Lee Friedlander’s lens exposes Britain’s climate blind spot in culture

The American photographer’s wit reveals how UK culture still treats climate as scenery, not crisis—while heatwaves rewrite the rules of daily life.

Lee Friedlander’s lens exposes Britain’s climate blind spot in culture
Photo by Camila Fernández on Unsplash

The joke’s on us: when art sees what Britain refuses to

Lee Friedlander’s photographs don’t just capture the world—they dismantle it. Chain-link fences become optical illusions. Roadside signs dissolve into visual puns. Even a shadow on a wall turns into a question mark. His retrospective, now touring the UK, arrives at a moment when British culture is doing the opposite: treating climate collapse as background noise, not the story of our time.

The irony is brutal. Friedlander’s work thrives on finding meaning in the mundane, exposing the absurdity of how we arrange our lives. Meanwhile, Britain’s cultural institutions—galleries, broadcasters, publishers—still frame climate as a niche concern, something to be aestheticised in nature documentaries or buried in the "environment" section of newspapers. The disconnect isn’t just hypocritical. It’s dangerous.

Heatwaves as cultural erasure

Bill McGuire’s vision of London in 2052 isn’t dystopian fiction. It’s a climate model with footnotes. People sleeping in parks because their homes are uninhabitable. Supermarkets rationing water. The wealthy retreating to air-conditioned enclaves while the rest swelter. This isn’t a future scenario. It’s already happening in parts of the Global South—and the UK is sleepwalking toward it.

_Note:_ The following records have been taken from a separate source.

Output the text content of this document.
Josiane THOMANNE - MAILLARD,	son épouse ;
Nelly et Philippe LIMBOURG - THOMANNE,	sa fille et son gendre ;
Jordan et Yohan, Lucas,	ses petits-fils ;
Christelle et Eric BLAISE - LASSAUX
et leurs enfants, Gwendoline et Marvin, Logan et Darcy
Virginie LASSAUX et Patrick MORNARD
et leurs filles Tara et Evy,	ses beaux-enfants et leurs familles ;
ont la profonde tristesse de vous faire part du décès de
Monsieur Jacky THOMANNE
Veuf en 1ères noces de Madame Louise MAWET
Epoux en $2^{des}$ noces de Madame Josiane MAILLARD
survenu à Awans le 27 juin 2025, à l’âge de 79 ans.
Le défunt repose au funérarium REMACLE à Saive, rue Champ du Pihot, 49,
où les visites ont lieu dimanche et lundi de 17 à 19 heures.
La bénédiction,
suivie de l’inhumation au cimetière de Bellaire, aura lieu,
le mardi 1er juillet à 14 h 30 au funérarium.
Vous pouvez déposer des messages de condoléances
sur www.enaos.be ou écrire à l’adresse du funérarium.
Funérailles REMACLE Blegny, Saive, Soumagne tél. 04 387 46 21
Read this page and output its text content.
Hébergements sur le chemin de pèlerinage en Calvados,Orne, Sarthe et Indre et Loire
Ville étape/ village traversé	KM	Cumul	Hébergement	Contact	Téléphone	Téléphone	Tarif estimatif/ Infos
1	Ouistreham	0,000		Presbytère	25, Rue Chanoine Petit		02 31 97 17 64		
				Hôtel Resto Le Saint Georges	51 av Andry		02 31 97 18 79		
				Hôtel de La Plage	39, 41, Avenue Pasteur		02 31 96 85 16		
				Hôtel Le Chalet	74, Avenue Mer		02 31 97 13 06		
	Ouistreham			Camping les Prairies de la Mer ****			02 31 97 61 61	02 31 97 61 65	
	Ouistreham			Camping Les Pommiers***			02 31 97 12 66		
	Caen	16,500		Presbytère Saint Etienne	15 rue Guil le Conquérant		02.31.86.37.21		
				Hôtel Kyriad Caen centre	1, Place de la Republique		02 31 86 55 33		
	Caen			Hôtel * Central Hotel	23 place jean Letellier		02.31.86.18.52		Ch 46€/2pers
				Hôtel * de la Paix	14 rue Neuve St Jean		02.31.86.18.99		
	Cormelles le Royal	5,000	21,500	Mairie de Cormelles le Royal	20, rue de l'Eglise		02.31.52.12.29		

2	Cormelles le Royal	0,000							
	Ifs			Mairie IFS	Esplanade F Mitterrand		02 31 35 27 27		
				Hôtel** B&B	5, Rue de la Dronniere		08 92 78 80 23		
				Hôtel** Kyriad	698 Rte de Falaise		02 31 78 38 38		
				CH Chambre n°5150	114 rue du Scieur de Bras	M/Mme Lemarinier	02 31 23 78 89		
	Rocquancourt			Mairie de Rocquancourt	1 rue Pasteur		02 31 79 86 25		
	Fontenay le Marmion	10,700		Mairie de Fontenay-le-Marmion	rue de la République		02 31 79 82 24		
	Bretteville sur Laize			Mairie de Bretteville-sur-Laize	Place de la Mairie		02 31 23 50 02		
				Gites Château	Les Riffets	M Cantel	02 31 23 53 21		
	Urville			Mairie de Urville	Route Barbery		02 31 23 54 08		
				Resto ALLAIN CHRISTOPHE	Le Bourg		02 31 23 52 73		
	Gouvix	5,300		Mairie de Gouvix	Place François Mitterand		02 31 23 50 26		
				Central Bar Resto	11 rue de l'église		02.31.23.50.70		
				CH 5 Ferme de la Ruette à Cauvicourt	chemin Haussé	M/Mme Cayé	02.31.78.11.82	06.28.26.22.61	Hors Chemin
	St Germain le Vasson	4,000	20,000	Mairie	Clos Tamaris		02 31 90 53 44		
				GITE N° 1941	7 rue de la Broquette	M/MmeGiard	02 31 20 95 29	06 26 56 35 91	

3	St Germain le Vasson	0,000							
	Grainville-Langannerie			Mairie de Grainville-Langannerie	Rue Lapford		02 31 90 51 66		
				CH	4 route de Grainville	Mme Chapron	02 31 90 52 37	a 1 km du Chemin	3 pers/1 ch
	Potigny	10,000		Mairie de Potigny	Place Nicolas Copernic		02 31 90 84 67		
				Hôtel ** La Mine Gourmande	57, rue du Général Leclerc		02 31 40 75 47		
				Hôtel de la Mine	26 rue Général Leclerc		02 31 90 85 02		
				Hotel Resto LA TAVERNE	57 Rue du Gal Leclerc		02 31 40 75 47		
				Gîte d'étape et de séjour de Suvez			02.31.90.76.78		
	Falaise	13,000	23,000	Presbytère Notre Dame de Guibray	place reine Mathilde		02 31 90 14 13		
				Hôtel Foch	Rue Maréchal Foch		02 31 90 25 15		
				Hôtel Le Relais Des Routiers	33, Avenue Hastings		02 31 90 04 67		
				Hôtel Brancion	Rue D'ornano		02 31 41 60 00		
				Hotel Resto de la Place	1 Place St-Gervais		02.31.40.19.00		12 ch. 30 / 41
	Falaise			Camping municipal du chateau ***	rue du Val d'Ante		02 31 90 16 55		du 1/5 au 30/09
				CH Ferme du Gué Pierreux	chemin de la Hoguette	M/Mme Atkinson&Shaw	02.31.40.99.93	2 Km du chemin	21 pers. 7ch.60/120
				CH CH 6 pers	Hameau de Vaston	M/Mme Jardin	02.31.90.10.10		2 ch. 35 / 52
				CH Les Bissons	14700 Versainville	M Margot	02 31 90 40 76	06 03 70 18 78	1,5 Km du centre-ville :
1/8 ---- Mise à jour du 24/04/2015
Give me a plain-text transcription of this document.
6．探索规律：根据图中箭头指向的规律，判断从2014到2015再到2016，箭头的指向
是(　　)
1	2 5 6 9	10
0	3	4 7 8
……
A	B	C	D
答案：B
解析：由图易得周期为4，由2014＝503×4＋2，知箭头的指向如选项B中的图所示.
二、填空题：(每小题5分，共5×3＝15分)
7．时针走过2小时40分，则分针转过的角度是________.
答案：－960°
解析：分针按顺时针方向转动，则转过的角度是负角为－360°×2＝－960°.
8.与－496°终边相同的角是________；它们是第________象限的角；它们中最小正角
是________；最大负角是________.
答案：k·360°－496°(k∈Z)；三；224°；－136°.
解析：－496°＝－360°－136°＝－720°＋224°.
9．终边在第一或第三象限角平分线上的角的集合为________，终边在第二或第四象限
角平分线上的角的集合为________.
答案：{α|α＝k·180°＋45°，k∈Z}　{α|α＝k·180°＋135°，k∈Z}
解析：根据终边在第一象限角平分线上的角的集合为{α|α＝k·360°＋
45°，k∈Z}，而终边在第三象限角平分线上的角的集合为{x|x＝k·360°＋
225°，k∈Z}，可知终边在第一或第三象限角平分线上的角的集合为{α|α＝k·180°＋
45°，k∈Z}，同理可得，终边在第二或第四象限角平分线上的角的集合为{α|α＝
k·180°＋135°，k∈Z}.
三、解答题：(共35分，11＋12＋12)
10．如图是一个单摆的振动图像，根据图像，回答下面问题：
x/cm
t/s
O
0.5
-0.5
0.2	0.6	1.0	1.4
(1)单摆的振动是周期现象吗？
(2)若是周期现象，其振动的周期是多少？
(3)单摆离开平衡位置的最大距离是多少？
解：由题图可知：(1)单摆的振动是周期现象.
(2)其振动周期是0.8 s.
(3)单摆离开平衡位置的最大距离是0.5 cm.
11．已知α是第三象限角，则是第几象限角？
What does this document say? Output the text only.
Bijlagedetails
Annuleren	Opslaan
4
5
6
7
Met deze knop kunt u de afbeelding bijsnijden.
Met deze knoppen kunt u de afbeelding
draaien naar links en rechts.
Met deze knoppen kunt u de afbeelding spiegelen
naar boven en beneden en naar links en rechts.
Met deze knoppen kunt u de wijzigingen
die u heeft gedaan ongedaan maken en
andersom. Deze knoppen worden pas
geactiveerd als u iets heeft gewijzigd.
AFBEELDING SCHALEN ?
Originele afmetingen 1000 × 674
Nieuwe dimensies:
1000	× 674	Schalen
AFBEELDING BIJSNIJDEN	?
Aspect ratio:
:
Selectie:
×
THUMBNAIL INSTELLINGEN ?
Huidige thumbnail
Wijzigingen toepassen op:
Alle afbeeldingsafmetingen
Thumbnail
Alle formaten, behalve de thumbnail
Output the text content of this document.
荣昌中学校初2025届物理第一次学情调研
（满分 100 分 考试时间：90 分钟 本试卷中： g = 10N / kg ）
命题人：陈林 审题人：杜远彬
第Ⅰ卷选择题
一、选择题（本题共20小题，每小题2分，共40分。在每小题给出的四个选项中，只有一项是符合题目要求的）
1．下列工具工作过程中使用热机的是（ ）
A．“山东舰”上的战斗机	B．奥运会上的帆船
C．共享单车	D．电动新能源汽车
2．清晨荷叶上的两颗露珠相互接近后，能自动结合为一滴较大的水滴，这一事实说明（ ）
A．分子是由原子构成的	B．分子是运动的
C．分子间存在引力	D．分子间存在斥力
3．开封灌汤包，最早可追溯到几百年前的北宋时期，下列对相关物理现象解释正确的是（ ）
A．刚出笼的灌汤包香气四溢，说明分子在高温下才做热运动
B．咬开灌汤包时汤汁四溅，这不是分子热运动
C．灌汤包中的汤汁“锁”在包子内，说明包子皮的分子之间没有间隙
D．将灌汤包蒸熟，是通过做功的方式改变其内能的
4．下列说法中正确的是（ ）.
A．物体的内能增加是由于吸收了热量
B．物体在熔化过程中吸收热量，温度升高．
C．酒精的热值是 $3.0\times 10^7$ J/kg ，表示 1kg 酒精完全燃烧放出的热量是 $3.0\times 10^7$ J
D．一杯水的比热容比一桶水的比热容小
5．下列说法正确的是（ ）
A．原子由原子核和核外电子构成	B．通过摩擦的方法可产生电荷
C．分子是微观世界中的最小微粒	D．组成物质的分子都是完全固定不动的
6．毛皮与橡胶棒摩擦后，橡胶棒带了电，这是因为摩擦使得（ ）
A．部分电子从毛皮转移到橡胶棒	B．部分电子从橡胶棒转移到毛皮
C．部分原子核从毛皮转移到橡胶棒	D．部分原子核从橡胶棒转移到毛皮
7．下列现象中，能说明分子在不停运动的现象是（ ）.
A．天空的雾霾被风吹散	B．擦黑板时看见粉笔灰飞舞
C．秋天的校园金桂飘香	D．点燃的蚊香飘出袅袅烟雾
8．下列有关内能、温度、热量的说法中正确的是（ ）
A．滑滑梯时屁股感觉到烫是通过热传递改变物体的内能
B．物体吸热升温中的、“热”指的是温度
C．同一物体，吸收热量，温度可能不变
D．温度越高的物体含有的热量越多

Yet where’s the urgency in British culture? The BBC’s schedule is still dominated by period dramas that romanticise the past, while Sky History airs Tom Hanks’s WWII documentary as if the greatest conflict of our time isn’t unfolding in real time: the fight to keep the planet habitable. Even The Archers, that bastion of rural realism, is celebrating its 75th anniversary with a stage show—while ignoring the fact that the very landscape it mythologises is being reshaped by drought, flooding, and collapsing ecosystems.

The problem isn’t a lack of talent. It’s a failure of imagination. Friedlander’s photographs prove that culture can force us to see what we’d rather ignore. So why is British art still treating climate as a backdrop, not a protagonist?

The weather app paradox

There’s a smaller, stranger symptom of this cultural denial: our obsession with weather apps. The Guardian’s experiment—going a week without checking forecasts—revealed how deeply we’ve internalised climate anxiety. We don’t just plan around the weather anymore. We let it dictate our moods, our social lives, even our sense of control.

This isn’t just about convenience. It’s about complicity. Every time we cancel plans because of a 40% chance of rain, we’re outsourcing our agency to an algorithm. And every time we do that, we’re reinforcing the idea that climate is something to be managed, not resisted. The weather app becomes a pacifier, soothing our discomfort while the real crisis accelerates.

What’s missing: the Friedlander test

Friedlander’s genius was to make the ordinary feel unsettling. A fence isn’t just a fence—it’s a barrier that forces you to question what’s on either side. A shadow isn’t just a shadow—it’s a clue to something hidden.

British culture needs that same ruthless eye. Not more nature documentaries that treat climate as a spectacle. Not more period pieces that pretend the past was stable. What we need is art that forces us to see the cracks in the present.

The heatwaves are coming. The water shortages are coming. The cultural reckoning? That’s already overdue. Friedlander’s photographs don’t just show us the world as it is. They show us the world we’re refusing to see. The question is whether Britain’s cultural institutions will finally start looking.